‘course, as they say, even a blind squirrel finds a nut sometimes. Credit where it’s due, Bauer’s found one.
Article 6 of the Constitution states that (emphasis mine):
The Senators and Representatives before mentioned, and the Members of the several State Legislatures, and all executive and judicial Officers, both of the United States and of the several States, shall be bound by Oath or Affirmation, to support this Constitution; but no religious Test shall ever be required as a Qualification to any Office or public Trust under the United States.Thus, nobody can legally prevent a Muslim, Mormon, or atheist from running for or serving in any political office. The First Amendment bolsters that provision and, through the Fourteenth Amendment, effectively applies it to the states. But it only applies to legal restrictions. What about personal ones. When I go into the polling booth, can I apply a religious test when deciding who to vote for.
Bauer says yes, in a recent USA Today column. And I agree with him, for a couple of reasons.
First, as a practical matter, it’s impossible to police what people think is important to them about a political candidate. As unethical as it would be to not vote for Barrack Obama because he’s black or Hillary Clinton or Michelle Bachman because they’re women, it’s impossible to keep people from making their voting decisions on those grounds. Thus, it seems more than a little pointless to harangue people for something over which you not only have no means to control, but no hope of ever controlling.
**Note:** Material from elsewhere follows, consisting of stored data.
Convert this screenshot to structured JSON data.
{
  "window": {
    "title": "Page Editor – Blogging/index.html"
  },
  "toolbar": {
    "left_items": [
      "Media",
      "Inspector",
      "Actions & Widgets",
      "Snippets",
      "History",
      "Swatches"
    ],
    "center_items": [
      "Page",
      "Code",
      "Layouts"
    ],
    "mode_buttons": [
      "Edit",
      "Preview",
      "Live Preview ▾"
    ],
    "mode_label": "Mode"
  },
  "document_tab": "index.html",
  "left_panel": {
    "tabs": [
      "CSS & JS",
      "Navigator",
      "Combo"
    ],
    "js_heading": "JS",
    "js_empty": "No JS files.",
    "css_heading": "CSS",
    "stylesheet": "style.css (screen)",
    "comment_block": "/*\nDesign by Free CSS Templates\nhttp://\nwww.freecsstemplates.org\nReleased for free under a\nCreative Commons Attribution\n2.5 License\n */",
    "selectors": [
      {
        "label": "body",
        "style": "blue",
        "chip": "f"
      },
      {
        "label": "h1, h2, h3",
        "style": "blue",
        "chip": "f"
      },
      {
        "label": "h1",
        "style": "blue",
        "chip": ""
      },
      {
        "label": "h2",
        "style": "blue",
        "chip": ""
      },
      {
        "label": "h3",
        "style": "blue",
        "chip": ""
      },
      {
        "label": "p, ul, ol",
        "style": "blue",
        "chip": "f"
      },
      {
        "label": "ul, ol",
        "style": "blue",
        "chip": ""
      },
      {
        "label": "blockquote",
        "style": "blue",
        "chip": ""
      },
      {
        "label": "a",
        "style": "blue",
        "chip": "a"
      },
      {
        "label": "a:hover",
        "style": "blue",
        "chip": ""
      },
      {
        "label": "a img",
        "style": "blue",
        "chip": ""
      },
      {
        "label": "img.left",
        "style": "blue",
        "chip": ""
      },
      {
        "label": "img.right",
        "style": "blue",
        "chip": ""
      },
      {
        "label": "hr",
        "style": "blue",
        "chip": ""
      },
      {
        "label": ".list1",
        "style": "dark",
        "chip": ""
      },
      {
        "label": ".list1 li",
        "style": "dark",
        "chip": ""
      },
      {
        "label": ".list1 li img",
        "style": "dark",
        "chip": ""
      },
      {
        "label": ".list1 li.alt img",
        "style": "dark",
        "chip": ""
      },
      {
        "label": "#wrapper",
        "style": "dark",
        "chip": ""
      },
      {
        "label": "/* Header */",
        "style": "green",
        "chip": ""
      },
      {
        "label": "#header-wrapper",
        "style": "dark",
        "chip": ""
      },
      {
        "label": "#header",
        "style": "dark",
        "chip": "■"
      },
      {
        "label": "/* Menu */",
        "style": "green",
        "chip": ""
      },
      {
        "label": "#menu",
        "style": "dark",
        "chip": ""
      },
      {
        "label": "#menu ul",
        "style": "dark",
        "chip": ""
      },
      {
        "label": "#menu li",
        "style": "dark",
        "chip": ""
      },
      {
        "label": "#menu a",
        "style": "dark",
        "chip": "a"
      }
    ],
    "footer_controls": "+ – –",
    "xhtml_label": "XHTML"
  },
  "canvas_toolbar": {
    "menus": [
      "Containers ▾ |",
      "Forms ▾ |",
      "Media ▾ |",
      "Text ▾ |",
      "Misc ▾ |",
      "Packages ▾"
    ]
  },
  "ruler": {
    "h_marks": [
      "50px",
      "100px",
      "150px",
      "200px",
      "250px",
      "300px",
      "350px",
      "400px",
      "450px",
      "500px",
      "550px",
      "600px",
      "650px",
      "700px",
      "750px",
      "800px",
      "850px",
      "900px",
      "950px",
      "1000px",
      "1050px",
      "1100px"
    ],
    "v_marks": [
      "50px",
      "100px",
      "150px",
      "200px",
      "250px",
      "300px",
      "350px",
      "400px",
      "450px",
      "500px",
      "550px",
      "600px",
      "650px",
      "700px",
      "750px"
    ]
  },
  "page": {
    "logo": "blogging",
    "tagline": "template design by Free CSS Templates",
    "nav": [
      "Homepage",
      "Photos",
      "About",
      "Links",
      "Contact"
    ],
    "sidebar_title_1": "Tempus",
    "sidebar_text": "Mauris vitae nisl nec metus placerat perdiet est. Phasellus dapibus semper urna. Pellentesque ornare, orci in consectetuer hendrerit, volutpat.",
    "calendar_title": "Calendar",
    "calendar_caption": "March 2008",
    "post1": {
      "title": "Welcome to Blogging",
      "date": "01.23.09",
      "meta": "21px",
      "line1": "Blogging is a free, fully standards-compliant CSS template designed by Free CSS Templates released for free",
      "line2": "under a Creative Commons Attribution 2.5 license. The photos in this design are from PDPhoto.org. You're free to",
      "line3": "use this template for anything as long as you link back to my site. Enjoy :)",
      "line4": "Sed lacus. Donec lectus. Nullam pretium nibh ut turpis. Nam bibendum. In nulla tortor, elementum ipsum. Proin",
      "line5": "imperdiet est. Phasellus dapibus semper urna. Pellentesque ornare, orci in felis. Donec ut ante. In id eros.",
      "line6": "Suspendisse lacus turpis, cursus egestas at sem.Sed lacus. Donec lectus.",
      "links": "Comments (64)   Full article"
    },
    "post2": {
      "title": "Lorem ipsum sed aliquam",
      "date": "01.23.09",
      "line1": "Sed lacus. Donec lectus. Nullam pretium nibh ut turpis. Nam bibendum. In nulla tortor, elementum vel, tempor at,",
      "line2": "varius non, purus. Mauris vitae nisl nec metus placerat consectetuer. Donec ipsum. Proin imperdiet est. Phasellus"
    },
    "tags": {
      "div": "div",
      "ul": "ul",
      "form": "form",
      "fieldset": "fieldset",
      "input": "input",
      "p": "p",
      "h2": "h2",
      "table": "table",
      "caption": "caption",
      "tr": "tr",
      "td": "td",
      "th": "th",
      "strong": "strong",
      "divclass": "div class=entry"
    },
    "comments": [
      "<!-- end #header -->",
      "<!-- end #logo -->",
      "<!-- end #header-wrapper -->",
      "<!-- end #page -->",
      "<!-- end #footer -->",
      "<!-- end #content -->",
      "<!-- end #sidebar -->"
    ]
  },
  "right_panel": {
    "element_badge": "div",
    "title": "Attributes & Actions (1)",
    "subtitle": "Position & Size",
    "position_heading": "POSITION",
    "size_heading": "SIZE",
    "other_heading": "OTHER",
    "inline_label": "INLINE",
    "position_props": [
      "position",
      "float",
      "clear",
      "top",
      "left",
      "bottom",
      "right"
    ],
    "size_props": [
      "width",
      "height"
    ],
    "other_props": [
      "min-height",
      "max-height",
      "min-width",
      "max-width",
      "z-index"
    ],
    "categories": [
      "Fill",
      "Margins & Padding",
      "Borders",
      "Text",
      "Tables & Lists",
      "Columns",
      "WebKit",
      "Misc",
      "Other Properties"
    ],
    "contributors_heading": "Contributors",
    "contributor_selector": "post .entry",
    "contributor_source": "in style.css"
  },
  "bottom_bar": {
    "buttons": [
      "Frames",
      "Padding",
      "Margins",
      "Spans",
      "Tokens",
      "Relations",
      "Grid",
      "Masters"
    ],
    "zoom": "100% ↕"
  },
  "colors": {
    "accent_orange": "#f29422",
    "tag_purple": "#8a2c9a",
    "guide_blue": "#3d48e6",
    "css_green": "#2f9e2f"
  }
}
Second, Bauer is right that someone’s religious beliefs can say something about them and their fitness for office, although they may not. The important thing is to keep the focus personal, rather than general. The label that one gives to themselves when it comes to religion doesn’t necessarily tell you a whole lot about their view of the proper role of government or how best to solve problems facing the world today. One need only to look at the various flavors of Catholics who pop up in politics to see that being true. Current GOP non-Romney flavor of the week Rick Santorum seems to draw a lot of policy provisions from his Catholic faith, while others like John Kerry come from the same faith and reach radically different positions. In the end, it’s the positions that matter, after all.
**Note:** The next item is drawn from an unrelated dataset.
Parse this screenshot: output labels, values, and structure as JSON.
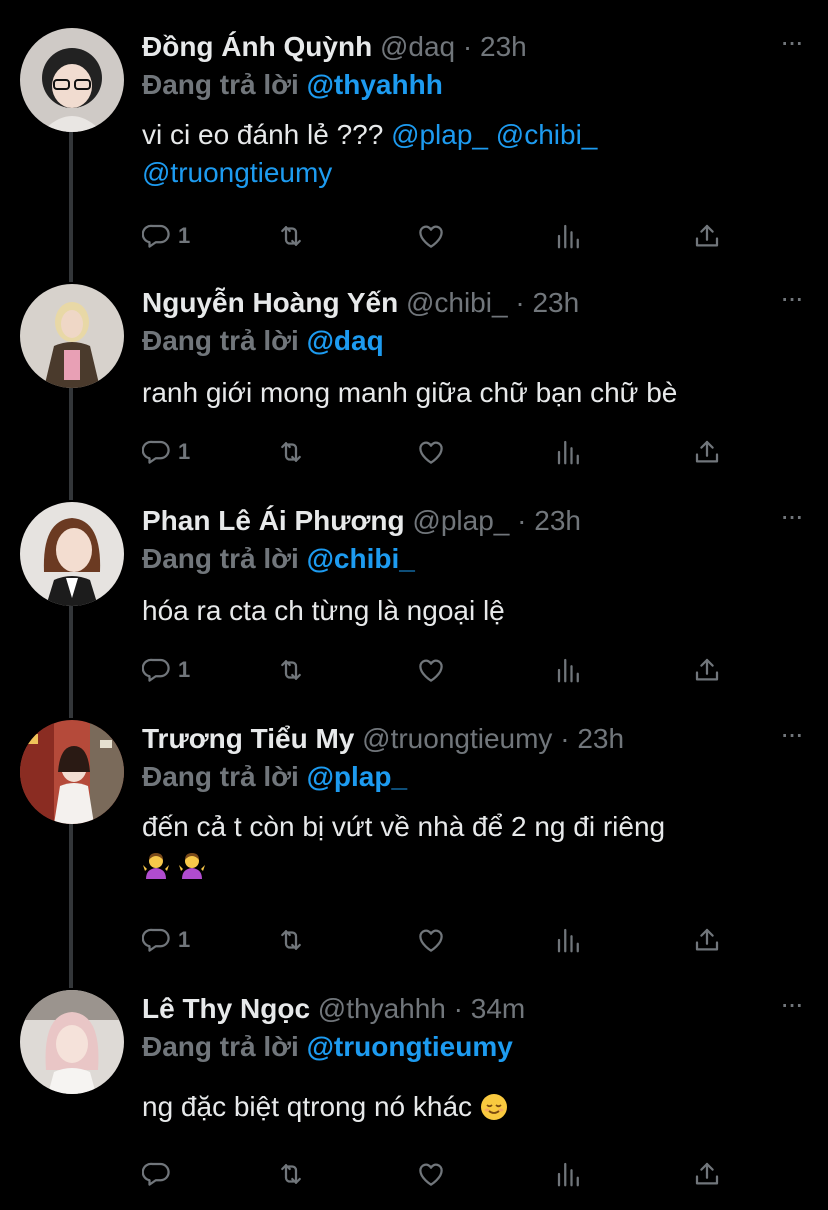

That is where, for all his nice talk, Bauer goes wrong, for he does precisely what he argues we shouldn’t and paints with a broad brush:
Though I wouldn't vote for a pagan, I'd vote for a Catholic or a Jew whose policies reflect the traditional understanding of marriage and defend the sanctity of human life much more readily than I would vote for the man next to me in the pew who doesn't support those things.This after, without any hint of irony, deriding Wicca as “involve[ing] magic, spell-casting and sorcery” (as if a religion involving talking snakes, virgin births, and people who come back from the dead doesn’t). In other words, there are some faiths that are so beyond the pale for Bauer that he wouldn’t vote for a person who espoused those beliefs. That’s silly. I wouldn’t vote for an atheist just because he was an atheist, why should I vote against a Christian, pagan, or whatever simply because they fit into that category?
I wouldn’t, for example, vote against Mitt Romney because he’s a Mormon (although he wouldn’t extend me the same courtesy). I’d vote against him because he’s a feckless flip-flopping douchebag who couldn’t find a principle if it was strapped to the roof of his station wagon shitting down the windows. Two completely different things.